Manchester: Manchester University Press , 1999, Paperback.
Condition: Very Good. Light reading creases to the spine.

First in this, paperback, edition. Contains: Black & white photographs; Chronological tables; Colour photographs;

From the cover: “Death in England provides the first ever social history of death from the earliest times to Diana, Princess of Wales. As we discard the twentieth-century taboo about death, this book charts the fascinating story of the way in which our forebears coped with a fundamental aspect of their daily lives.

The book reveals how attitudes, practices and beliefs about death have undergone constant change: how, why and at what ages people died; plagues and violence; wills and deathbeds; funerals and memorials; beliefs and bereavement, This wide-ranging analysis of death in England is impressively illustrated throughout, with the diversity of the illustrations reflecting the breadth of issues and periods covered.

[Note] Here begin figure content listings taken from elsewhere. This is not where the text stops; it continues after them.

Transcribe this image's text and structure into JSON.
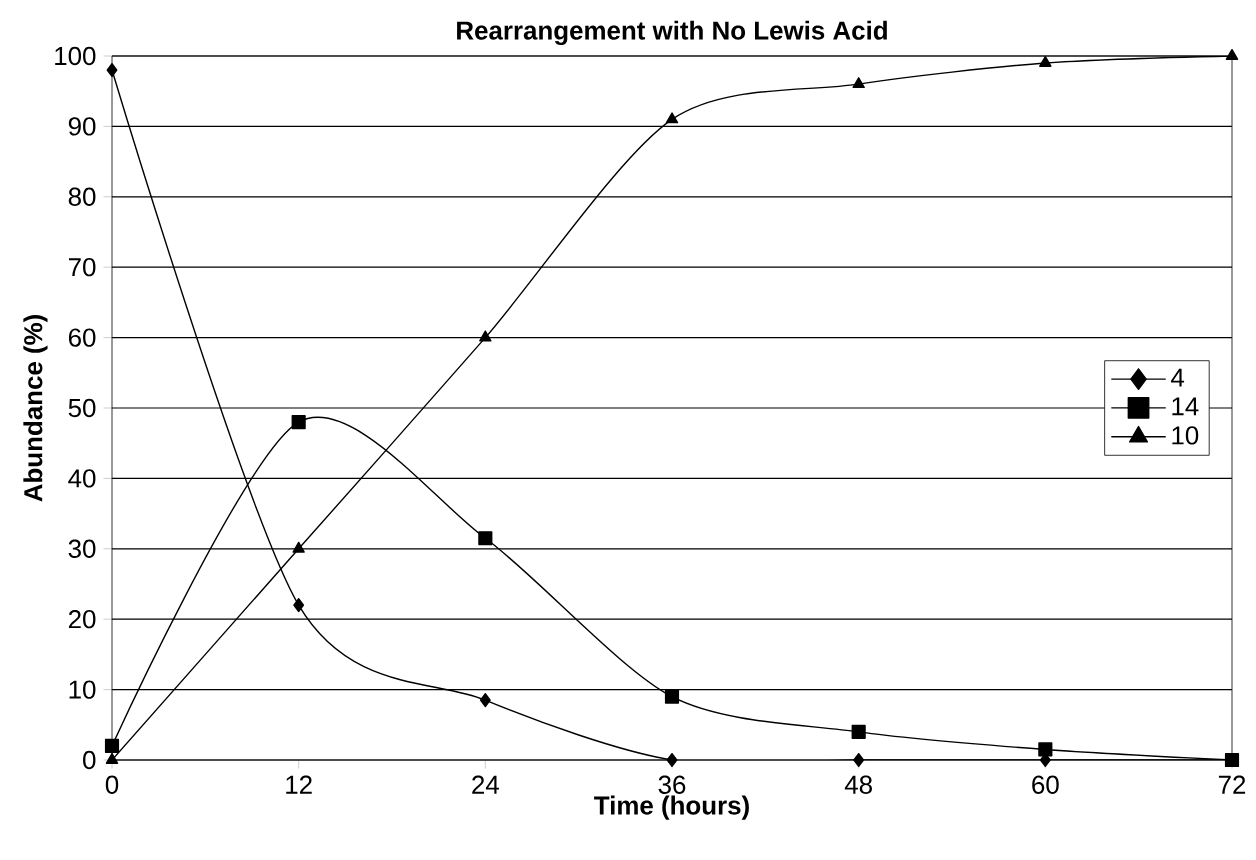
{
  "chart_data": {
    "type": "line",
    "title": "Rearrangement with No Lewis Acid",
    "xlabel": "Time (hours)",
    "ylabel": "Abundance (%)",
    "x": [
      0,
      12,
      24,
      36,
      48,
      60,
      72
    ],
    "series": [
      {
        "name": "4",
        "color": "#000000",
        "marker": "diamond",
        "values": [
          98,
          22,
          8.5,
          0,
          0,
          0,
          0
        ]
      },
      {
        "name": "14",
        "color": "#000000",
        "marker": "square",
        "values": [
          2,
          48,
          31.5,
          9,
          4,
          1.5,
          0
        ]
      },
      {
        "name": "10",
        "color": "#000000",
        "marker": "triangle",
        "values": [
          0,
          30,
          60,
          91,
          96,
          99,
          100
        ]
      }
    ],
    "xlim": [
      0,
      72
    ],
    "xticks": [
      0,
      12,
      24,
      36,
      48,
      60,
      72
    ],
    "ylim": [
      0,
      100
    ],
    "yticks": [
      0,
      10,
      20,
      30,
      40,
      50,
      60,
      70,
      80,
      90,
      100
    ],
    "grid": "y",
    "legend": "right",
    "line_style": "solid"
  }
}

The contributors are all specialists in their own fields, drawn particularly from archaeology, history and sociology. The ten chapters cover: earliest times to the Bronze Age; the Iron and Roman Ages; the Early Middle Ages; from the advent of Purgatory to the Black Death; the Later Middle Ages and the Reformation; from Elizabeth I to the Civil War; the ‘Age of Decency’; the Enlightenment; the Victorian era; and the twentieth century.

With the recent upturn of popular interest in death — through books, newspapers, films and TV, — this book will prove stimulating not only to the general reader but also to students of archaeology, art, history, and the history of medicine.”


Size: Trade Paperback (9¼" x 6¾"). [XIV] 282 pages.